Monday, July 07, 2008

Odd

I spotted the Independent's headline the other day: Muslims feel like 'Jews of Europe'. Well, apart from anything else, aren't the Jews of Europe still the Jews of Europe? I do actually have some sympathy for the underlying basis to the claim - that Muslims are becoming effective scapegoats for those who are unhappy with immigration, and that inflammatory language is often used. The problem is, well, lets have a look at this paragraph:
Mr Malik, who narrowly escaped serious injury when a car was driven at him at a petrol station in his home town of Burnley in 2002, said he regularly receives anti-Muslim hate mail at his constituency office in Dewsbury, West Yorkshire, which has the highest BNP vote in the country and was home to Mohammad Sidique Khan, the leader of the suicide attackers who killed 52 people in London in 2005.

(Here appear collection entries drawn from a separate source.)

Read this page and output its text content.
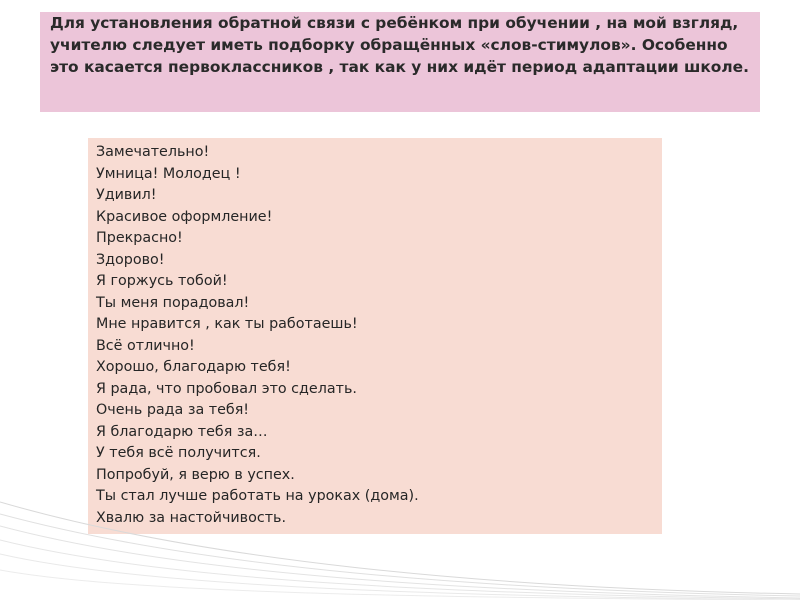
Для установления обратной связи с ребёнком при обучении , на мой взгляд, учителю следует иметь подборку обращённых «слов-стимулов». Особенно это касается первоклассников , так как у них идёт период адаптации школе.

Замечательно!
Умница! Молодец !
Удивил!
Красивое оформление!
Прекрасно!
Здорово!
Я горжусь тобой!
Ты меня порадовал!
Мне нравится , как ты работаешь!
Всё отлично!
Хорошо, благодарю тебя!
Я рада, что пробовал это сделать.
Очень рада за тебя!
Я благодарю тебя за…
У тебя всё получится.
Попробуй, я верю в успех.
Ты стал лучше работать на уроках (дома).
Хвалю за настойчивость.
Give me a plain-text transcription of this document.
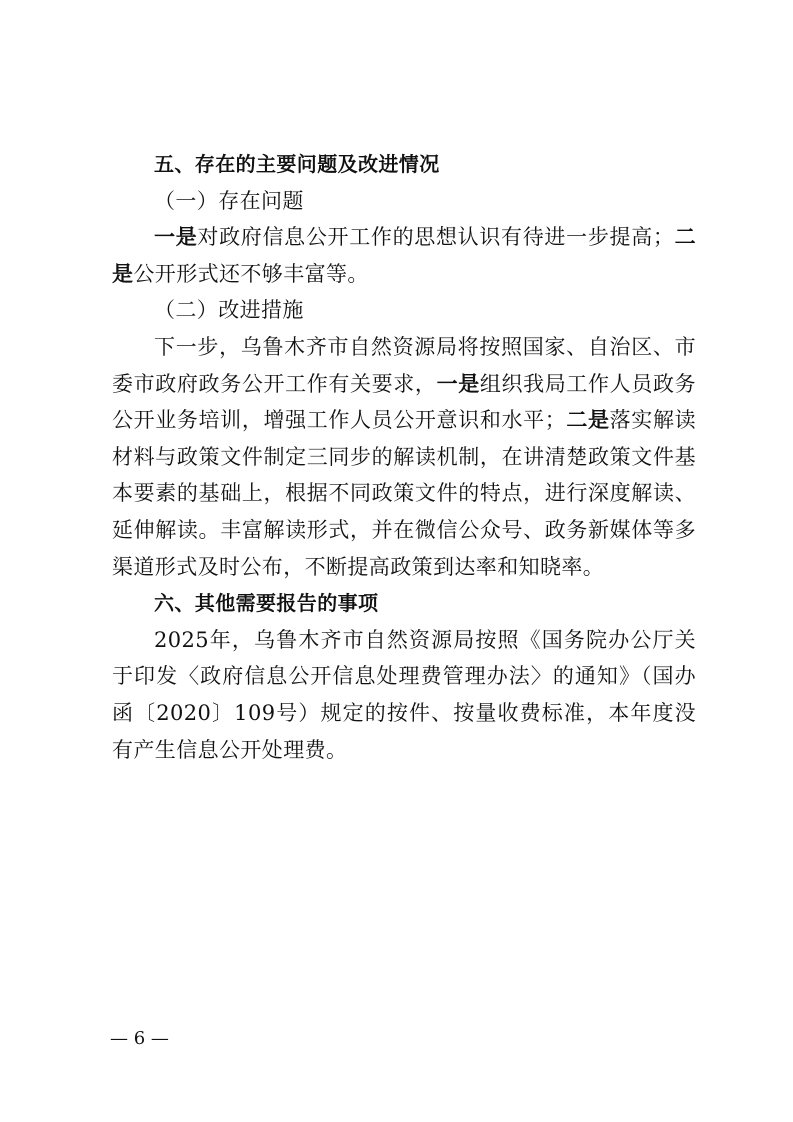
五、存在的主要问题及改进情况

（一）存在问题

一是对政府信息公开工作的思想认识有待进一步提高；二是公开形式还不够丰富等。

（二）改进措施

下一步，乌鲁木齐市自然资源局将按照国家、自治区、市委市政府政务公开工作有关要求，一是组织我局工作人员政务公开业务培训，增强工作人员公开意识和水平；二是落实解读材料与政策文件制定三同步的解读机制，在讲清楚政策文件基本要素的基础上，根据不同政策文件的特点，进行深度解读、延伸解读。丰富解读形式，并在微信公众号、政务新媒体等多渠道形式及时公布，不断提高政策到达率和知晓率。

六、其他需要报告的事项

2025年，乌鲁木齐市自然资源局按照《国务院办公厅关于印发〈政府信息公开信息处理费管理办法〉的通知》（国办函〔2020〕109号）规定的按件、按量收费标准，本年度没有产生信息公开处理费。

— 6 —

You see, it's harder to raise sympathy for inflammatory language when, on the other side of the equation, there are inflammatory people. The terrorist bombings in 2005, coupled with the relatively large number of Muslims that express support for them, make a certain suspicion of Islam inevitable. Twin this with the infuriating stories about police dogs with bootees, Muslim taxi drivers that won't take blind people (dogs again) or Muslim nurses that refuse to bare their arms to scrub up and you start to form a settled narrative - that of a minority that is unwilling to adapt to life in Britain. Once that narrative has settled, it is going to be largely a case of giving a dog a bad name. Or is that offensive too?